Summary: What legacy will you leave for your children? Eunice left a truly lasting legacy for her son Timothy that fully prepared him for all that he would face in this life, but most importantly what he would face at the end of life. Are we creating that same lasting legacy?
It’s that time of year again – the beginning of another school year. College campuses will soon be flooded with wide-eyed freshman and teary-eyed parents. High schools will be filled with the sounds of locker doors slamming, three-ring binders clicking, and the quiet hum of Google Chromebooks. Elementary and middle schools welcome back eager learners along with the not-so-eager learners who drag their feet in defiance of the end of summer vacation. Even if you no longer have a school-aged child, the reminders of the beginning of another school year are all around us – big yellow buses holding up traffic and the barrage of back-to-school sales. Compared to how much time, money and effort that goes into preparing children for a single school year, how much do we put into preparing children for what they will face throughout and after those school years, and most importantly preparing them for what happens after this life?
This morning we meet the final person in our summer sermon series – a mother who left a lasting legacy that truly prepared her for whatever he would face in life. But more importantly it fully prepared him for after this life. The name of this woman was Eunice, the mother of a young man named Timothy.

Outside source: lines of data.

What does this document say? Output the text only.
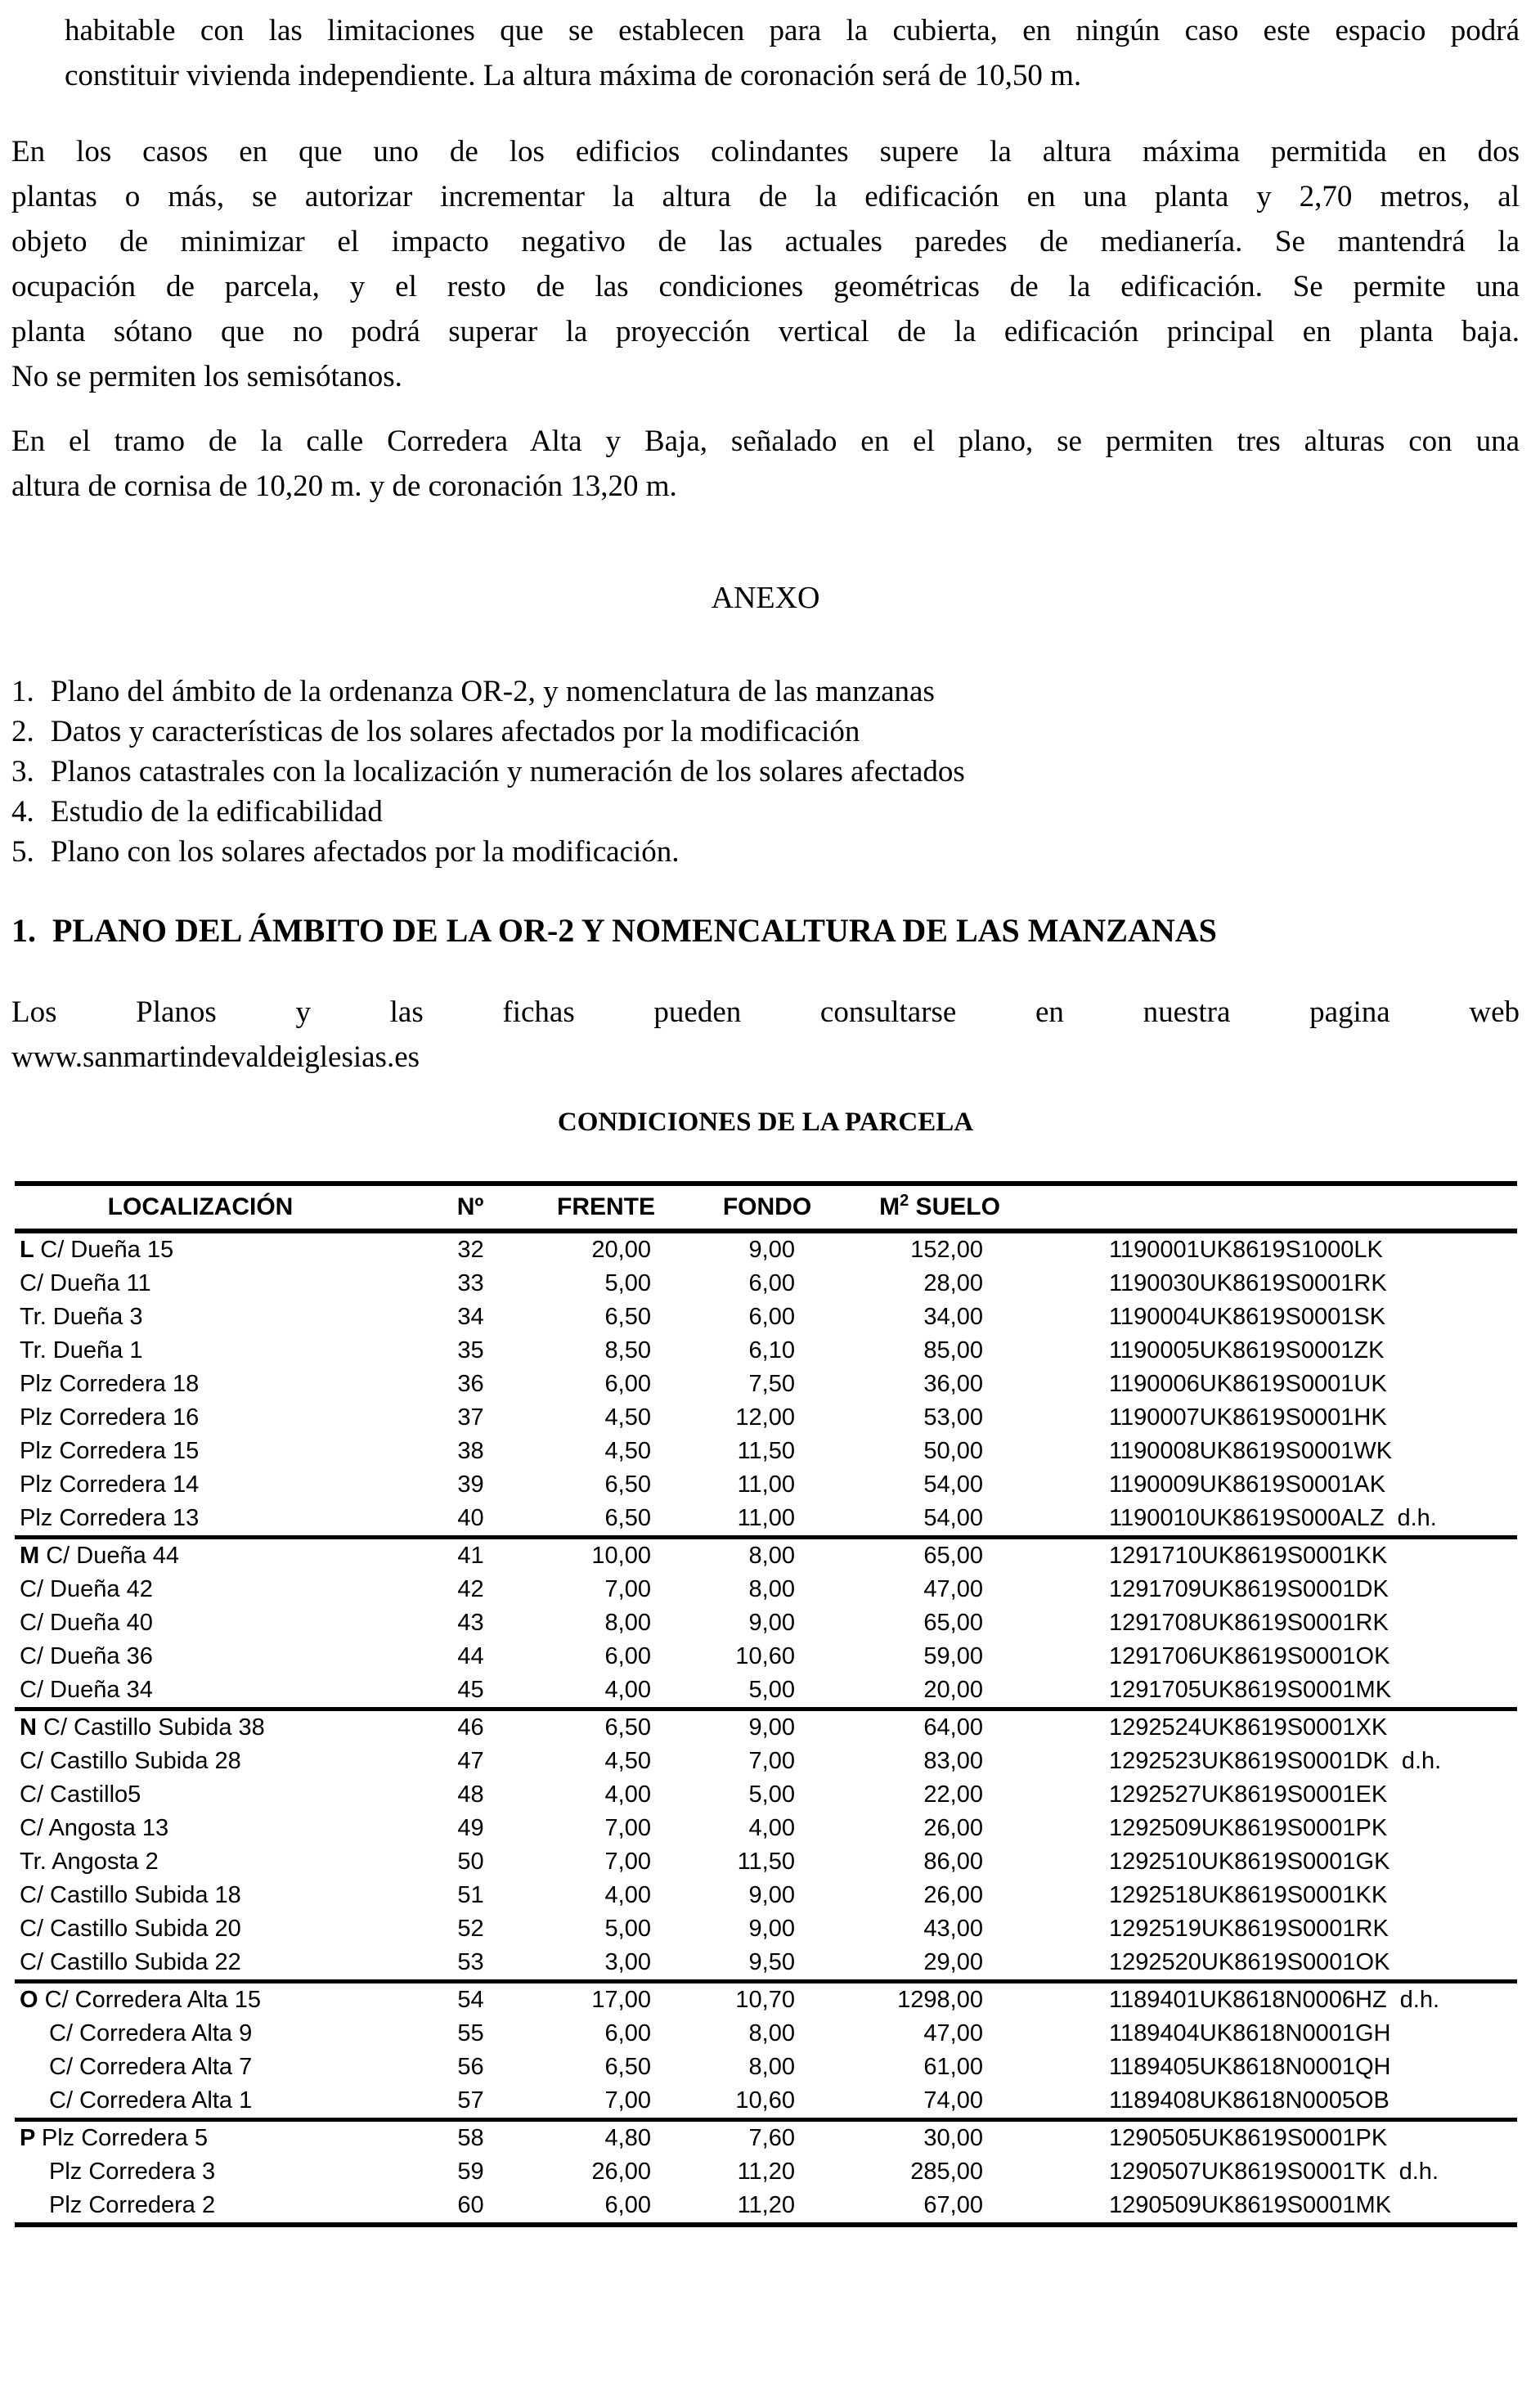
habitable con las limitaciones que se establecen para la cubierta, en ningún caso este espacio podrá
constituir vivienda independiente. La altura máxima de coronación será de 10,50 m.
En los casos en que uno de los edificios colindantes supere la altura máxima permitida en dos
plantas o más, se autorizar incrementar la altura de la edificación en una planta y 2,70 metros, al
objeto de minimizar el impacto negativo de las actuales paredes de medianería. Se mantendrá la
ocupación de parcela, y el resto de las condiciones geométricas de la edificación. Se permite una
planta sótano que no podrá superar la proyección vertical de la edificación principal en planta baja.
No se permiten los semisótanos.
En el tramo de la calle Corredera Alta y Baja, señalado en el plano, se permiten tres alturas con una
altura de cornisa de 10,20 m. y de coronación 13,20 m.
ANEXO
1. Plano del ámbito de la ordenanza OR-2, y nomenclatura de las manzanas
2. Datos y características de los solares afectados por la modificación
3. Planos catastrales con la localización y numeración de los solares afectados
4. Estudio de la edificabilidad
5. Plano con los solares afectados por la modificación.
1. PLANO DEL ÁMBITO DE LA OR-2 Y NOMENCALTURA DE LAS MANZANAS
Los Planos y las fichas pueden consultarse en nuestra pagina web
www.sanmartindevaldeiglesias.es
CONDICIONES DE LA PARCELA
LOCALIZACIÓN	Nº	FRENTE	FONDO	$M^2$ SUELO
L C/ Dueña 15	32	20,00	9,00	152,00	1190001UK8619S1000LK
C/ Dueña 11	33	5,00	6,00	28,00	1190030UK8619S0001RK
Tr. Dueña 3	34	6,50	6,00	34,00	1190004UK8619S0001SK
Tr. Dueña 1	35	8,50	6,10	85,00	1190005UK8619S0001ZK
Plz Corredera 18	36	6,00	7,50	36,00	1190006UK8619S0001UK
Plz Corredera 16	37	4,50	12,00	53,00	1190007UK8619S0001HK
Plz Corredera 15	38	4,50	11,50	50,00	1190008UK8619S0001WK
Plz Corredera 14	39	6,50	11,00	54,00	1190009UK8619S0001AK
Plz Corredera 13	40	6,50	11,00	54,00	1190010UK8619S000ALZ d.h.
M C/ Dueña 44	41	10,00	8,00	65,00	1291710UK8619S0001KK
C/ Dueña 42	42	7,00	8,00	47,00	1291709UK8619S0001DK
C/ Dueña 40	43	8,00	9,00	65,00	1291708UK8619S0001RK
C/ Dueña 36	44	6,00	10,60	59,00	1291706UK8619S0001OK
C/ Dueña 34	45	4,00	5,00	20,00	1291705UK8619S0001MK
N C/ Castillo Subida 38	46	6,50	9,00	64,00	1292524UK8619S0001XK
C/ Castillo Subida 28	47	4,50	7,00	83,00	1292523UK8619S0001DK d.h.
C/ Castillo5	48	4,00	5,00	22,00	1292527UK8619S0001EK
C/ Angosta 13	49	7,00	4,00	26,00	1292509UK8619S0001PK
Tr. Angosta 2	50	7,00	11,50	86,00	1292510UK8619S0001GK
C/ Castillo Subida 18	51	4,00	9,00	26,00	1292518UK8619S0001KK
C/ Castillo Subida 20	52	5,00	9,00	43,00	1292519UK8619S0001RK
C/ Castillo Subida 22	53	3,00	9,50	29,00	1292520UK8619S0001OK
O C/ Corredera Alta 15	54	17,00	10,70	1298,00	1189401UK8618N0006HZ d.h.
C/ Corredera Alta 9	55	6,00	8,00	47,00	1189404UK8618N0001GH
C/ Corredera Alta 7	56	6,50	8,00	61,00	1189405UK8618N0001QH
C/ Corredera Alta 1	57	7,00	10,60	74,00	1189408UK8618N0005OB
P Plz Corredera 5	58	4,80	7,60	30,00	1290505UK8619S0001PK
Plz Corredera 3	59	26,00	11,20	285,00	1290507UK8619S0001TK d.h.
Plz Corredera 2	60	6,00	11,20	67,00	1290509UK8619S0001MK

We first hear of Eunice and her mother Lois in 2 Timothy 1:5 as the Apostle Paul begins his letter to his good friend and fellow-pastor named Timothy. Paul writes to Timothy, “I am reminded of your sincere faith, which first lived in your grandmother Lois and in your mother Eunice and, I am persuaded, now lives in you also” (2 Timothy 1:5). As Paul thought of Timothy, he couldn’t help but remember the two women who were extremely influential in Timothy’s life – his mother and grandmother. When and where did Paul first meet them? Around the year 50 AD Paul began his second missionary journey by returning to a number of cities he had been to on his first missionary journey. The Bible tells us in Acts 16, “Paul came to Derbe and then to Lystra, where a disciple named Timothy lived, whose mother was Jewish and a believer but whose father was a Greek. The believers at Lystra and Iconium spoke well of him. Paul wanted to take him along on the journey” (Acts 16:1-3a).

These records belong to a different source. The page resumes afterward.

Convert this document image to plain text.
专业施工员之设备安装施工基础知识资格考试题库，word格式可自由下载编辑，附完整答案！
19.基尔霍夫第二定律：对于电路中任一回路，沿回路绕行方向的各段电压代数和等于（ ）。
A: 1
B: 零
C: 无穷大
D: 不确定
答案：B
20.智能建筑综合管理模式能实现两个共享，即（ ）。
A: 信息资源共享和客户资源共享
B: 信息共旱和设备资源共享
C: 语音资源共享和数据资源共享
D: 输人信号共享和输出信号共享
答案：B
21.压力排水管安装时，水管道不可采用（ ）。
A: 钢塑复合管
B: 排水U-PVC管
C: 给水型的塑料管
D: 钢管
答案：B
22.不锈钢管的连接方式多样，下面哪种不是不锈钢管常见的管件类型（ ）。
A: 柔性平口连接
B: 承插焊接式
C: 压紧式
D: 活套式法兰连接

There are two things that I want you to take note of in those verses. First is Timothy’s hometown of Lystra. Paul had been to Lystra three years earlier on his first missionary journey. Things started off well and then got really ugly really fast when a group of jealous Jews showed up. In Acts 14 we read, “Then some Jews came from Antioch and Iconium and won the crowd over. They stoned Paul and dragged him outside the city, thinking he was dead. But after the disciples had gathered around him, he got up and went back into the city” (Acts 14:19,20). That was in Timothy’s hometown of Lystra. Were his mother and grandmother some of those disciples who helped Paul? We don’t know. But we can be sure that Timothy’s family was well aware of what had happened to Paul.

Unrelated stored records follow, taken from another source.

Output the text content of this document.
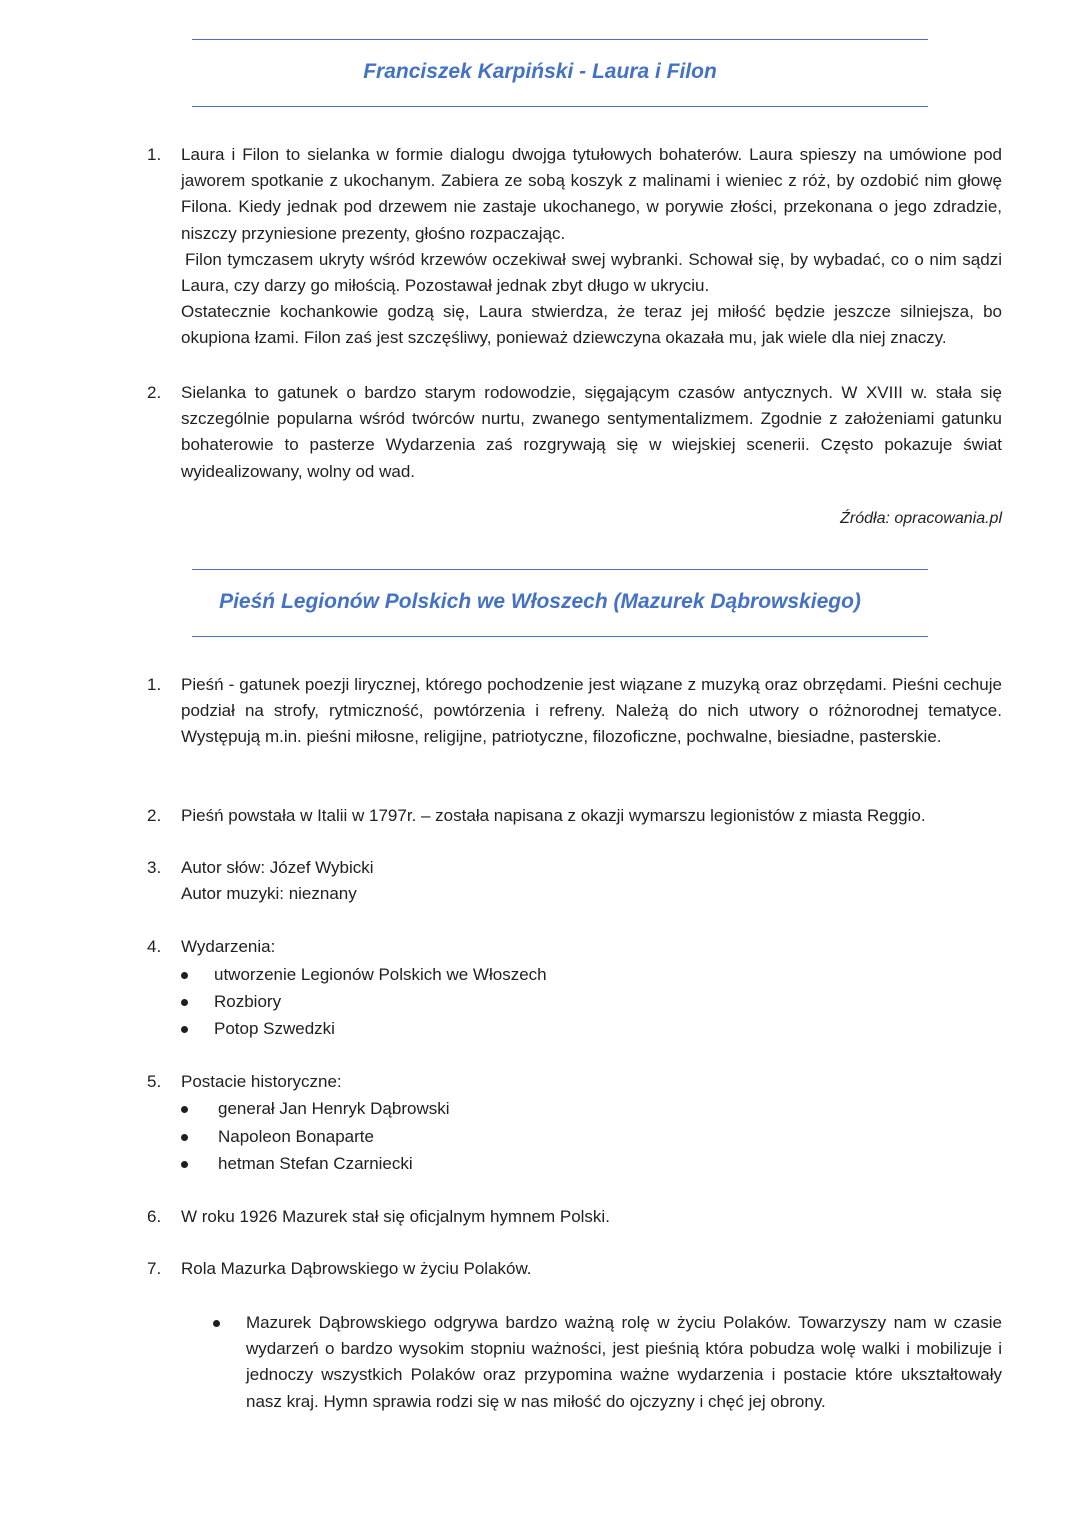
Franciszek Karpiński - Laura i Filon
1.	Laura i Filon to sielanka w formie dialogu dwojga tytułowych bohaterów. Laura spieszy na umówione pod jaworem spotkanie z ukochanym. Zabiera ze sobą koszyk z malinami i wieniec z róż, by ozdobić nim głowę Filona. Kiedy jednak pod drzewem nie zastaje ukochanego, w porywie złości, przekonana o jego zdradzie, niszczy przyniesione prezenty, głośno rozpaczając.

Filon tymczasem ukryty wśród krzewów oczekiwał swej wybranki. Schował się, by wybadać, co o nim sądzi Laura, czy darzy go miłością. Pozostawał jednak zbyt długo w ukryciu.

Ostatecznie kochankowie godzą się, Laura stwierdza, że teraz jej miłość będzie jeszcze silniejsza, bo okupiona łzami. Filon zaś jest szczęśliwy, ponieważ dziewczyna okazała mu, jak wiele dla niej znaczy.

2.	Sielanka to gatunek o bardzo starym rodowodzie, sięgającym czasów antycznych. W XVIII w. stała się szczególnie popularna wśród twórców nurtu, zwanego sentymentalizmem. Zgodnie z założeniami gatunku bohaterowie to pasterze Wydarzenia zaś rozgrywają się w wiejskiej scenerii. Często pokazuje świat wyidealizowany, wolny od wad.

Źródła: opracowania.pl
Pieśń Legionów Polskich we Włoszech (Mazurek Dąbrowskiego)
1.	Pieśń - gatunek poezji lirycznej, którego pochodzenie jest wiązane z muzyką oraz obrzędami. Pieśni cechuje podział na strofy, rytmiczność, powtórzenia i refreny. Należą do nich utwory o różnorodnej tematyce. Występują m.in. pieśni miłosne, religijne, patriotyczne, filozoficzne, pochwalne, biesiadne, pasterskie.

2.	Pieśń powstała w Italii w 1797r. – została napisana z okazji wymarszu legionistów z miasta Reggio.

3.	Autor słów: Józef Wybicki

Autor muzyki: nieznany

4.	Wydarzenia:

utworzenie Legionów Polskich we Włoszech
Rozbiory
Potop Szwedzki
5.	Postacie historyczne:

generał Jan Henryk Dąbrowski
Napoleon Bonaparte
hetman Stefan Czarniecki
6.	W roku 1926 Mazurek stał się oficjalnym hymnem Polski.

7.	Rola Mazurka Dąbrowskiego w życiu Polaków.

Mazurek Dąbrowskiego odgrywa bardzo ważną rolę w życiu Polaków. Towarzyszy nam w czasie wydarzeń o bardzo wysokim stopniu ważności, jest pieśnią która pobudza wolę walki i mobilizuje i jednoczy wszystkich Polaków oraz przypomina ważne wydarzenia i postacie które ukształtowały nasz kraj. Hymn sprawia rodzi się w nas miłość do ojczyzny i chęć jej obrony.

The second thing you may have noticed is that it does not seem that Timothy’s father was a Christian. He is called “a Greek” and is not named by Paul as someone who was influential in Timothy’s Christian training. However, that lack of support from her husband did not deter Timothy’s mother from making sure that as Paul puts it, “from infancy” Timothy was taught the truths of God’s Word. Timothy’s mother and grandmother made sure that Timothy knew God’s promise to send a Savior to rescue him and all people from the eternal condemnation of sin. Together they looked forward to the day when the promised Savior would arrive and through his perfect life, sacrificial death and glorious resurrection would secure salvation. When the Apostle Paul arrived in Lystra, he announced that what they were looking forward to had happened. Jesus had come and fulfilled the Scriptures which Timothy had learned from infancy. Jesus had come and now it was time for them to go, to go and tell of the salvation Jesus had won for all.
The Christians living in Lystra could not think of a better prepared person to accompany Paul in his mission work than young Timothy. He knew the Scriptures and believed that Jesus was the promised Savior. And so his mother sent off her son, confident that he was ready because as Paul reminded Timothy years later, “Continue in what you have learned and become convinced of, because you know those from whom you learned it, and how from infancy you have known the Holy Scriptures, which are able to make you wise for salvation through faith in Christ Jesus” (2 Timothy 3:14,15). For the next nearly 15 years, Paul and Timothy travelled with one another throughout the Roman Empire, proclaiming the message of Christ Jesus as Savior to people of every nationality, social status, race and gender, teaching and training Christians, and preparing people to teach and train still others.